As far as Pleasantville is concerned, Jen is rock ’n’ roll. Of course, then, she’s a prime role for Reese, who, though always a larger-than-life force, rarely gets to embody one so literally. It’s a perfect role, too, for summing up every quality represented by Reese’s signature ’90s characters: the vain, popular, dark, easily underestimated girl, on one hand, and the honest-to-goodness, bubbly, lively, good girl on the other. Reese’s best roles through the early aughts always struck some balance between the two (Tracy Flick is bubbly but dark; Elle Woods is vain but incredibly good), but only Pleasantville makes a point of peeling them apart.
‘Big Little Lies’
Alison Herman: Big Little Lies was made for Reese Witherspoon, by Reese Witherspoon. Reese optioned the Liane Moriarty novel on which the show is based. Reese has an executive producer credit on the final product. Reese brought on Jean-Marc Vallée, who’d previously directed her to an Academy Award nomination in Wild. With Big Little Lies, Witherspoon custom-built her own stage. Is it any surprise she’s doing the best work of her career on it?
The resemblance of Madeline Martha Mackenzie — say that five times fast — to past Witherspoon roles has been widely noted. The type-A neuroticism, the manic performance of a certain kind of femininity, the comedy of that performance’s inevitable slippage: Madeline carries all of them with her at all times, packaged neatly into her Longchamp. She’s a walking greatest-hits collection, Reese giving her all with Reese as her muse.

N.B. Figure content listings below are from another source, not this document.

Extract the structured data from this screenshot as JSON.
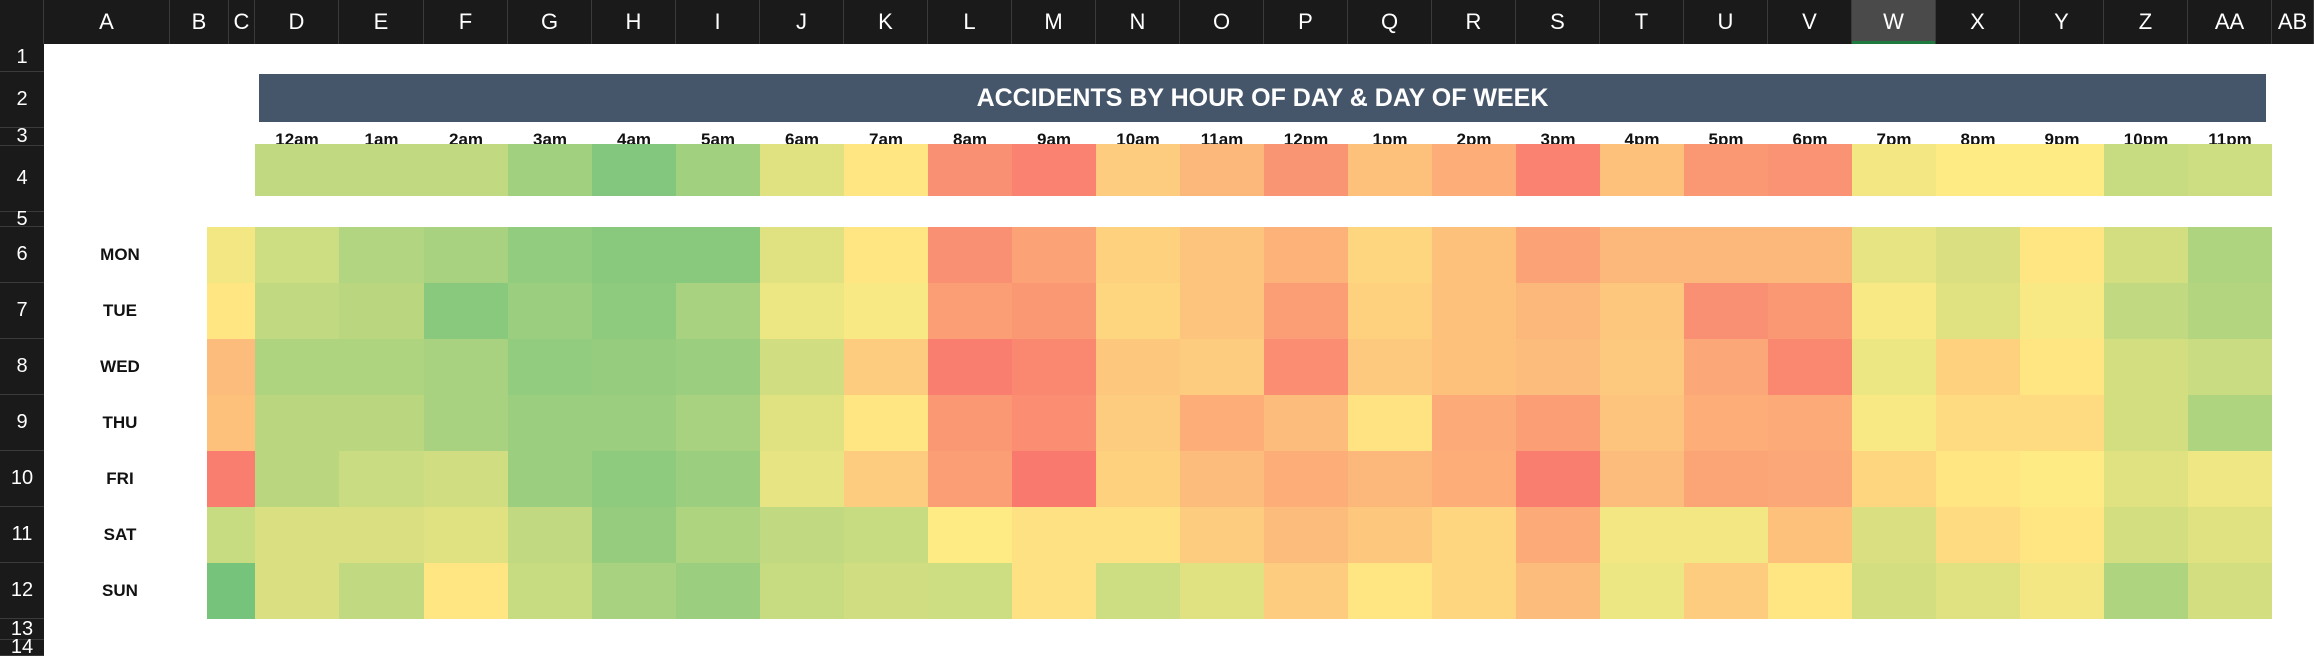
{
  "columns": [
    "A",
    "B",
    "C",
    "D",
    "E",
    "F",
    "G",
    "H",
    "I",
    "J",
    "K",
    "L",
    "M",
    "N",
    "O",
    "P",
    "Q",
    "R",
    "S",
    "T",
    "U",
    "V",
    "W",
    "X",
    "Y",
    "Z",
    "AA",
    "AB"
  ],
  "selected_column": "W",
  "rows": [
    "1",
    "2",
    "3",
    "4",
    "5",
    "6",
    "7",
    "8",
    "9",
    "10",
    "11",
    "12",
    "13",
    "14"
  ],
  "title": "ACCIDENTS BY HOUR OF DAY & DAY OF WEEK",
  "hours": [
    "12am",
    "1am",
    "2am",
    "3am",
    "4am",
    "5am",
    "6am",
    "7am",
    "8am",
    "9am",
    "10am",
    "11am",
    "12pm",
    "1pm",
    "2pm",
    "3pm",
    "4pm",
    "5pm",
    "6pm",
    "7pm",
    "8pm",
    "9pm",
    "10pm",
    "11pm"
  ],
  "days": [
    "MON",
    "TUE",
    "WED",
    "THU",
    "FRI",
    "SAT",
    "SUN"
  ],
  "color_scale": {
    "low": "#63be7b",
    "mid": "#ffeb84",
    "high": "#f8696b"
  },
  "chart_data": {
    "type": "heatmap",
    "title": "ACCIDENTS BY HOUR OF DAY & DAY OF WEEK",
    "x_categories": [
      "12am",
      "1am",
      "2am",
      "3am",
      "4am",
      "5am",
      "6am",
      "7am",
      "8am",
      "9am",
      "10am",
      "11am",
      "12pm",
      "1pm",
      "2pm",
      "3pm",
      "4pm",
      "5pm",
      "6pm",
      "7pm",
      "8pm",
      "9pm",
      "10pm",
      "11pm"
    ],
    "y_categories": [
      "MON",
      "TUE",
      "WED",
      "THU",
      "FRI",
      "SAT",
      "SUN"
    ],
    "hour_totals": [
      0.3,
      0.3,
      0.3,
      0.2,
      0.1,
      0.2,
      0.4,
      0.52,
      0.85,
      0.9,
      0.62,
      0.7,
      0.83,
      0.66,
      0.74,
      0.9,
      0.66,
      0.82,
      0.84,
      0.46,
      0.5,
      0.5,
      0.32,
      0.34
    ],
    "day_totals": [
      0.46,
      0.52,
      0.68,
      0.66,
      0.92,
      0.32,
      0.06
    ],
    "values": [
      [
        0.34,
        0.25,
        0.22,
        0.15,
        0.12,
        0.12,
        0.4,
        0.52,
        0.85,
        0.78,
        0.6,
        0.65,
        0.72,
        0.58,
        0.66,
        0.78,
        0.7,
        0.7,
        0.7,
        0.42,
        0.38,
        0.52,
        0.36,
        0.24
      ],
      [
        0.3,
        0.28,
        0.12,
        0.18,
        0.14,
        0.22,
        0.44,
        0.48,
        0.8,
        0.82,
        0.58,
        0.65,
        0.8,
        0.6,
        0.66,
        0.7,
        0.64,
        0.85,
        0.82,
        0.48,
        0.4,
        0.48,
        0.3,
        0.26
      ],
      [
        0.24,
        0.24,
        0.22,
        0.15,
        0.16,
        0.18,
        0.35,
        0.62,
        0.92,
        0.88,
        0.64,
        0.62,
        0.86,
        0.63,
        0.66,
        0.68,
        0.63,
        0.76,
        0.88,
        0.44,
        0.6,
        0.52,
        0.36,
        0.33
      ],
      [
        0.28,
        0.28,
        0.22,
        0.18,
        0.18,
        0.22,
        0.4,
        0.52,
        0.82,
        0.86,
        0.62,
        0.74,
        0.68,
        0.53,
        0.75,
        0.8,
        0.65,
        0.74,
        0.75,
        0.48,
        0.56,
        0.56,
        0.36,
        0.24
      ],
      [
        0.28,
        0.33,
        0.35,
        0.18,
        0.14,
        0.18,
        0.42,
        0.62,
        0.8,
        0.94,
        0.6,
        0.68,
        0.74,
        0.7,
        0.74,
        0.92,
        0.68,
        0.77,
        0.76,
        0.58,
        0.52,
        0.5,
        0.4,
        0.45
      ],
      [
        0.38,
        0.38,
        0.4,
        0.3,
        0.16,
        0.24,
        0.3,
        0.32,
        0.5,
        0.54,
        0.54,
        0.62,
        0.68,
        0.64,
        0.58,
        0.75,
        0.46,
        0.46,
        0.66,
        0.38,
        0.56,
        0.52,
        0.36,
        0.4
      ],
      [
        0.38,
        0.3,
        0.52,
        0.32,
        0.22,
        0.18,
        0.32,
        0.35,
        0.34,
        0.54,
        0.34,
        0.4,
        0.62,
        0.52,
        0.58,
        0.68,
        0.44,
        0.62,
        0.52,
        0.36,
        0.4,
        0.46,
        0.24,
        0.36
      ]
    ]
  }
}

Witherspoon is just 41, so her career is far from its crescendo (especially since, as Big Little Lies proves, she’s one of few women in Hollywood with the muscle to get a showcase like this made). Still, Big Little Lies feels like the culmination of something. This is a performer with such a shrewd knowledge of her own strengths that she’s engineered the perfect vessel for them. How can she go back to a Tracy Flick or Elle Woods from here? The only thing Reese Witherspoon can do after epitomizing Reese Witherspoon is become something else entirely.